Silvia Engels: Sie haben es gehört: General Motors hat gestern wie erwartet Insolvenz angemeldet. Kurz zuvor war Opel rechtlich von seiner langjährigen Konzernmutter abgetrennt worden. Opel versucht nun, mit Hilfe des neuen Eigners Magna, einem russischen Investor und staatlichen Überbrückungskrediten ohne Insolvenzverfahren wieder in die schwarzen Zahlen zu kommen. Über Für und Wider von Insolvenzen und Fallstricke wollen wir sprechen mit Stefan Reinhart.
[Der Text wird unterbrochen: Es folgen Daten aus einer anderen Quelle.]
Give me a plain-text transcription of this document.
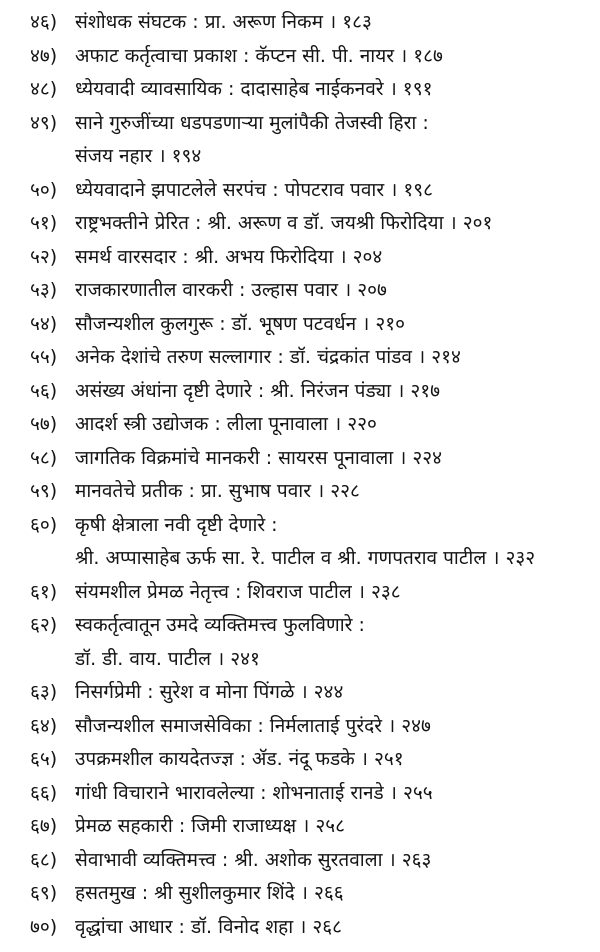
४६) संशोधक संघटक : प्रा. अरूण निकम । १८३
४७) अफाट कर्तृत्वाचा प्रकाश : कॅप्टन सी. पी. नायर । १८७
४८) ध्येयवादी व्यावसायिक : दादासाहेब नाईकनवरे । १९१
४९) साने गुरुजींच्या धडपडणाऱ्या मुलांपैकी तेजस्वी हिरा :
संजय नहार । १९४
५०) ध्येयवादाने झपाटलेले सरपंच : पोपटराव पवार । १९८
५१) राष्ट्रभक्तीने प्रेरित : श्री. अरूण व डॉ. जयश्री फिरोदिया । २०१
५२) समर्थ वारसदार : श्री. अभय फिरोदिया । २०४
५३) राजकारणातील वारकरी : उल्हास पवार । २०७
५४) सौजन्यशील कुलगुरू : डॉ. भूषण पटवर्धन । २१०
५५) अनेक देशांचे तरुण सल्लागार : डॉ. चंद्रकांत पांडव । २१४
५६) असंख्य अंधांना दृष्टी देणारे : श्री. निरंजन पंड्या । २१७
५७) आदर्श स्त्री उद्योजक : लीला पूनावाला । २२०
५८) जागतिक विक्रमांचे मानकरी : सायरस पूनावाला । २२४
५९) मानवतेचे प्रतीक : प्रा. सुभाष पवार । २२८
६०) कृषी क्षेत्राला नवी दृष्टी देणारे :
श्री. अप्पासाहेब ऊर्फ सा. रे. पाटील व श्री. गणपतराव पाटील । २३२
६१) संयमशील प्रेमळ नेतृत्त्व : शिवराज पाटील । २३८
६२) स्वकर्तृत्वातून उमदे व्यक्तिमत्त्व फुलविणारे :
डॉ. डी. वाय. पाटील । २४१
६३) निसर्गप्रेमी : सुरेश व मोना पिंगळे । २४४
६४) सौजन्यशील समाजसेविका : निर्मलाताई पुरंदरे । २४७
६५) उपक्रमशील कायदेतज्ज्ञ : ॲड. नंदू फडके । २५१
६६) गांधी विचाराने भारावलेल्या : शोभनाताई रानडे । २५५
६७) प्रेमळ सहकारी : जिमी राजाध्यक्ष । २५८
६८) सेवाभावी व्यक्तिमत्त्व : श्री. अशोक सुरतवाला । २६३
६९) हसतमुख : श्री सुशीलकुमार शिंदे । २६६
७०) वृद्धांचा आधार : डॉ. विनोद शहा । २६८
Er ist Experte für Insolvenzrecht der Kanzlei FPS und Lehrbeauftragter der Fachhochschule Frankfurt für Insolvenz und Sanierung. Guten Morgen, Herr Reinhart.
Stefan Reinhart: Guten Morgen, Frau Engels.
Engels: US-Präsident Obama hat ja in der Nacht betont, man setze darauf, dass aus der Insolvenz heraus General Motors wieder zu einem leistungsstarken Autobauer werden könne. Eröffnet das Insolvenzrecht in den USA tatsächlich diese Perspektive?
Reinhart: Ja. Das amerikanische Insolvenzrecht ist grundsätzlich sehr sanierungsfreundlich. Das sogenannte Capture-11-Verfahren ermöglicht gerade großen Unternehmen einen umfassenden Schutz vor einer Zerschlagung des Unternehmens. Gleichzeitig bietet das Verfahren die Möglichkeit, gegenüber allen Beteiligten (und zwar sowohl den Gläubigern als auch den Gesellschaftern), die zur Rettung des Unternehmens notwendigen Maßnahmen rechtlich verbindlich durchzusetzen, solange die Rettung des Unternehmens mehr Sinn macht als eine vollständige Zerschlagung beispielsweise.
Engels: Wo unterscheidet sich denn da das US-Insolvenzrecht vom deutschen Insolvenzrecht, das man ja hier für Opel überhaupt nicht anwenden wollte?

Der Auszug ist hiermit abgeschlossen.